In principle, the Constitution protects my individual rights against the entire country. If everyone voted to say Jonah Goldberg had no right to free speech, the Supreme Court would tell the whole country to stuff it. Of course, in practice, this principle has been folded, spindled and mutilated from time to time over the last two centuries. But that's a subject for another column.

The point is that the most important guarantees for freedom do not come from the ballot box; instead, they come from a series of laws and customs that respect individual rights. In a pure democracy, 51 percent of the people can vote to do whatever they want to 49 percent of the people -which is one of the reasons why, even if slaves had had the right to vote in, say, 1825, there'd still have been slavery in the South.

Anyway, this is a point sorely misunderstood in Iraq and in America. Right now Shiite militants -many backed by Iran -are clamoring for immediate elections because they think democracy is simply a means of grabbing power by lever-pulling or ballot-casting.

The Shiite clerics have figured out that since they comprise 60 percent of the population, they should win an election and then have the right to impose a theocratic regime on 100 percent of the country. This would be an Arab version of "one man, one vote, one time" -the saying that describes how so many African "democrats" become lifetime dictators the moment they're elected.

The relative popularity of the Shiite clerics demonstrates another thing that is lacking in Iraq: a real civil society. A layman's definition of civil society is all that gunk between the state and the individual: community groups, churches, mosques, softball leagues, professional and trade associations, neighborhood councils, gardening clubs, women's groups, etc.

British statesman and philosopher Edmund Burke called these sorts of things the "little platoons" that make a society healthy. They fill the so-called public square and solve most of the problems of everyday life that are not the government's business.

In Saddam Hussein's Iraq, the public square was a corrupt and dangerous place. Schools were ordered to teach propaganda about Saddam Hussein first, and the three R's a distant second. Children whose parents wouldn't let them join the Baathist Party were thrown into a pee-wee gulag, sometimes for years. Homes were secretly bugged; if you laughed at a joke about Saddam, you were pulled from your family and tortured. Even the joy of sports was removed. Saddam Hussein's son had members of the state soccer team beaten for losing a match.

Under Saddam, the Shiite clergy were brutalized precisely because they were an alternative source of moral authority to the Baath Party. Once the Baath regime fell, party bureaucrats who prevented civil society from functioning lost all legitimacy in the eyes of the public. Saddam had sanitized the public square of everything but his own statues. When those statues fell, the religious Shiite zealots not only gained legitimacy, they lost all competition. Sure, they could be elected into office today, but that would amount to trading one dictatorship for another.

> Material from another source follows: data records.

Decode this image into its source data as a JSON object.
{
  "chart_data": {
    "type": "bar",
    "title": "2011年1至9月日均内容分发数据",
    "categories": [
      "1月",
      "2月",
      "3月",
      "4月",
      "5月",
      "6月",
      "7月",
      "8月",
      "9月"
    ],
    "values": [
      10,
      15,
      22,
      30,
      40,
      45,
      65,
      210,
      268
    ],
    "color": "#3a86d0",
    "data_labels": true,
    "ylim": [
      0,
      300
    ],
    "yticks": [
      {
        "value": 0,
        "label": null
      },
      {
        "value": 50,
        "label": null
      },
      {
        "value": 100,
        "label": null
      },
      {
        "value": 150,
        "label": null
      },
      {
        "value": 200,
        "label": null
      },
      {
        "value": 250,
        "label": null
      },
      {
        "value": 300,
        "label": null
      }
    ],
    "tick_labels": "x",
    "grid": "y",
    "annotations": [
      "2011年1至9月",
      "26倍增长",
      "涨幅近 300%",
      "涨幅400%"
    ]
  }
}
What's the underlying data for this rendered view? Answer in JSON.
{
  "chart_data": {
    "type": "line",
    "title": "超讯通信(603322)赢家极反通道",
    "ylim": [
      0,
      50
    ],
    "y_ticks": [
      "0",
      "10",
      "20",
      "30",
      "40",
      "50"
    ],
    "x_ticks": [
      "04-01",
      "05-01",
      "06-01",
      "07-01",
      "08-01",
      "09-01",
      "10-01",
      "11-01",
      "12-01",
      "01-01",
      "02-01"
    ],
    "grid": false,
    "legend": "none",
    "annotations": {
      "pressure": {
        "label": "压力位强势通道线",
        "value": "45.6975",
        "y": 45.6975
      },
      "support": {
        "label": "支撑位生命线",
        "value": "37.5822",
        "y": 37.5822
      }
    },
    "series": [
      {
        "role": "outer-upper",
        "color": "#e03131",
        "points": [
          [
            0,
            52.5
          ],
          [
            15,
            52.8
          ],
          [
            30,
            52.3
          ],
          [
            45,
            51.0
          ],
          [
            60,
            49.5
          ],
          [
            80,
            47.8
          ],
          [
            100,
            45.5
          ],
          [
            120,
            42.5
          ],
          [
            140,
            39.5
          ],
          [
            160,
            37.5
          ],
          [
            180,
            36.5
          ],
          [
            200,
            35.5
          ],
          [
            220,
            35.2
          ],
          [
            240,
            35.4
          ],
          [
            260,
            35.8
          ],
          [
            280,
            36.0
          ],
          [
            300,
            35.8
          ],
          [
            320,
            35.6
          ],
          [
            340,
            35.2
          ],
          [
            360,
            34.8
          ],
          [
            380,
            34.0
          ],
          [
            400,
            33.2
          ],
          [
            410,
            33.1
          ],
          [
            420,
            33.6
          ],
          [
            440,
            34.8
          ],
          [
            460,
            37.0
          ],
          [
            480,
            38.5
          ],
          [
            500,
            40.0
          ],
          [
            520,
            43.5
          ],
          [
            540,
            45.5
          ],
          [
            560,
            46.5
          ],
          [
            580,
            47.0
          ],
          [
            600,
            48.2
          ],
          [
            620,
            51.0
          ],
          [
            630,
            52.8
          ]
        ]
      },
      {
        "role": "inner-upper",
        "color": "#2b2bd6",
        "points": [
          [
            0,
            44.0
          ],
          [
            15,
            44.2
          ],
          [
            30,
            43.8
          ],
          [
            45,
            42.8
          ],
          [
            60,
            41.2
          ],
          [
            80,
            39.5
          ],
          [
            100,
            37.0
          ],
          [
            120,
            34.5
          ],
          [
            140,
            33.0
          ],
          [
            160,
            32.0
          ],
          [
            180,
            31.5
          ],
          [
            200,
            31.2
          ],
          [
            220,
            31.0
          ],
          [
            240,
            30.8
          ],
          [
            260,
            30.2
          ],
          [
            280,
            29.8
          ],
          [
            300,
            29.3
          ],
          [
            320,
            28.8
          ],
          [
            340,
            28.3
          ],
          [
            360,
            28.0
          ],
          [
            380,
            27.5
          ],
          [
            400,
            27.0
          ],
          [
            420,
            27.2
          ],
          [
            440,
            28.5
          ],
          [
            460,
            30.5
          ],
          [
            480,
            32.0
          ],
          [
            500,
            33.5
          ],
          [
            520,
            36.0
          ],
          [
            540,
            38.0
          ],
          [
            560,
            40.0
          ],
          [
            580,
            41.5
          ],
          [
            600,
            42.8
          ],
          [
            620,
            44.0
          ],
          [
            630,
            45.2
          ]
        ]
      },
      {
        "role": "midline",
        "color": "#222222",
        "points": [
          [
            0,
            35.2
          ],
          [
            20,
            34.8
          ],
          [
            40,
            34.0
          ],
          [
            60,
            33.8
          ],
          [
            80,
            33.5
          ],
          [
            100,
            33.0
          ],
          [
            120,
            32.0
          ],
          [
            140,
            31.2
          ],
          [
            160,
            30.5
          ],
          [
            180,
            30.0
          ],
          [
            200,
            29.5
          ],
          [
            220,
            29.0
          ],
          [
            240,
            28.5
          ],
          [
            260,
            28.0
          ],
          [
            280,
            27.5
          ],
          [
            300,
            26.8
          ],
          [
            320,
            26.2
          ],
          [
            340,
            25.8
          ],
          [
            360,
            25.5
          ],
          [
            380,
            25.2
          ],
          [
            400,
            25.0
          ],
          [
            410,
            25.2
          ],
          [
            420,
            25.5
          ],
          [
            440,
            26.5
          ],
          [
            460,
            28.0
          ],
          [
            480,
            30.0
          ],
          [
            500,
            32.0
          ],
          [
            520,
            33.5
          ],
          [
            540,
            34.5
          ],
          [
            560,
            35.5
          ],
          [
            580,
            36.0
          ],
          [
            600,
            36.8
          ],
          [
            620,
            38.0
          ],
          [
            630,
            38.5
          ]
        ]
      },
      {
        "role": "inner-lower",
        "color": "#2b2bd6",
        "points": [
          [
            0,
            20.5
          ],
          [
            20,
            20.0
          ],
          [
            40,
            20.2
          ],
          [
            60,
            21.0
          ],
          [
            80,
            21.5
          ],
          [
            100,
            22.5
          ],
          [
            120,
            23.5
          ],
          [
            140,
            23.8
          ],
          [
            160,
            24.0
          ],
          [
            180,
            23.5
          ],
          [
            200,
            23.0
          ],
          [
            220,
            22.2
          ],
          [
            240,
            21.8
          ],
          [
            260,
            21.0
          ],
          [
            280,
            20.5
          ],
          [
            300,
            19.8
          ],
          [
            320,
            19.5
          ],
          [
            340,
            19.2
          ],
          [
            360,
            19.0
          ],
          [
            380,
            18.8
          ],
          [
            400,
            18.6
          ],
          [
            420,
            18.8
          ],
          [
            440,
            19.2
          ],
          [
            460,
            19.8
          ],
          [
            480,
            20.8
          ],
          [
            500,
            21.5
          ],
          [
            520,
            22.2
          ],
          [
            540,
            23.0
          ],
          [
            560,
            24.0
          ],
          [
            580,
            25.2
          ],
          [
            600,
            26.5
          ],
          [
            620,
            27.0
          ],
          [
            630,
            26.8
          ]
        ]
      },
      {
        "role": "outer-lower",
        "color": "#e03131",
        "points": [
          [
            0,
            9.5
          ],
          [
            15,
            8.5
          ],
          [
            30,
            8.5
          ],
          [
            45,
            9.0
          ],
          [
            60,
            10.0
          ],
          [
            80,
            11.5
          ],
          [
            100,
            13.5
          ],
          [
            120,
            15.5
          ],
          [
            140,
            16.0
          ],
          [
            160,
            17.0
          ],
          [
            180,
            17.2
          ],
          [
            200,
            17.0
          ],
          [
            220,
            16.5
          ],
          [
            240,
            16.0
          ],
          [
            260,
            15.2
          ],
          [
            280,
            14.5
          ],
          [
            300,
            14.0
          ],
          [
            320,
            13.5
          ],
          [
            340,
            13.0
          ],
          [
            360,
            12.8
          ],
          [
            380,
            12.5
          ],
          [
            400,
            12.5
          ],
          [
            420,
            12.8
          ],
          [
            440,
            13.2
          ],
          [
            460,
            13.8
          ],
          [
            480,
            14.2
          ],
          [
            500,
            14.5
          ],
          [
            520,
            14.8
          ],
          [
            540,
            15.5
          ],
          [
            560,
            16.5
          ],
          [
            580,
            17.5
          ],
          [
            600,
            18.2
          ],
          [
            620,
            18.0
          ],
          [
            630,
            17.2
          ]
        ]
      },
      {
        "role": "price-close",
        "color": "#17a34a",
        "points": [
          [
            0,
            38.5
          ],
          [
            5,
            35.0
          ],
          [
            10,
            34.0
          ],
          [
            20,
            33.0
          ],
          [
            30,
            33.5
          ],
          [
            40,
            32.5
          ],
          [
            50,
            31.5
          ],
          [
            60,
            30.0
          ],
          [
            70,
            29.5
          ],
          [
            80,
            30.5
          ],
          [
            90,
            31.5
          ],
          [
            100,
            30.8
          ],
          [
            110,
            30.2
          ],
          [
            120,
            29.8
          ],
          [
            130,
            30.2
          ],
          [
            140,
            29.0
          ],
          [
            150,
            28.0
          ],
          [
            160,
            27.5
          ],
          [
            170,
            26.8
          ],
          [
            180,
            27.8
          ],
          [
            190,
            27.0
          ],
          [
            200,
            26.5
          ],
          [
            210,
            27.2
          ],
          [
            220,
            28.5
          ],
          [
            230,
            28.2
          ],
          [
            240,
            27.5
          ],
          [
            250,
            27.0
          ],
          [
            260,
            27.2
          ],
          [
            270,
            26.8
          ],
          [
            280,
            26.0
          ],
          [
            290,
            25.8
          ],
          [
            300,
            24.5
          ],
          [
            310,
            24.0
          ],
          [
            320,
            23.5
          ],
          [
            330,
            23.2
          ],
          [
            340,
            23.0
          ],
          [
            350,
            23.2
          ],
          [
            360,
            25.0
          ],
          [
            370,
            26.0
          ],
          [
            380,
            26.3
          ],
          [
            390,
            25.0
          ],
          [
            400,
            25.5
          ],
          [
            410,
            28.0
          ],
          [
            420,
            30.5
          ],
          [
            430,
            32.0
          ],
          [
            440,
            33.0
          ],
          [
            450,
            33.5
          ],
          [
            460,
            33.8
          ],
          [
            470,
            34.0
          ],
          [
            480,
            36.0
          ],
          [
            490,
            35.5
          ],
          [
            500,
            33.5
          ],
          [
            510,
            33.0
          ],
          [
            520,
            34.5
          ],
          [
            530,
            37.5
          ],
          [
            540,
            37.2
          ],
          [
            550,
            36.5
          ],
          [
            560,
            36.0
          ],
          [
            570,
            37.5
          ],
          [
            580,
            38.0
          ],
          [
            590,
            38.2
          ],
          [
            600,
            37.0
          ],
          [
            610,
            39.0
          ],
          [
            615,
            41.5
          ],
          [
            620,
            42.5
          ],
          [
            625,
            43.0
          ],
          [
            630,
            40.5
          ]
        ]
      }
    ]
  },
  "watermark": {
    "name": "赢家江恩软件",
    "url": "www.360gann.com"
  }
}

The trick for the United States is to stay in Iraq not only long enough to build up the laws, courts and markets necessary for a successful society, but long enough for the society itself to regenerate.

This means giving people time to see themselves not merely as Shia or Sunni, but as businessmen and soccer fans and a million other things that make people appreciate liberty. These little platoons are the real antibodies against the disease of tyranny, because they prevent any one institution -religion and state included -from commanding the total loyalty of the people.

Sure, there's nothing wrong with having religion represented in the long-sanitized public square. But it will only be time to vote when that square is filled with a crowd and the clerics are one voice among many.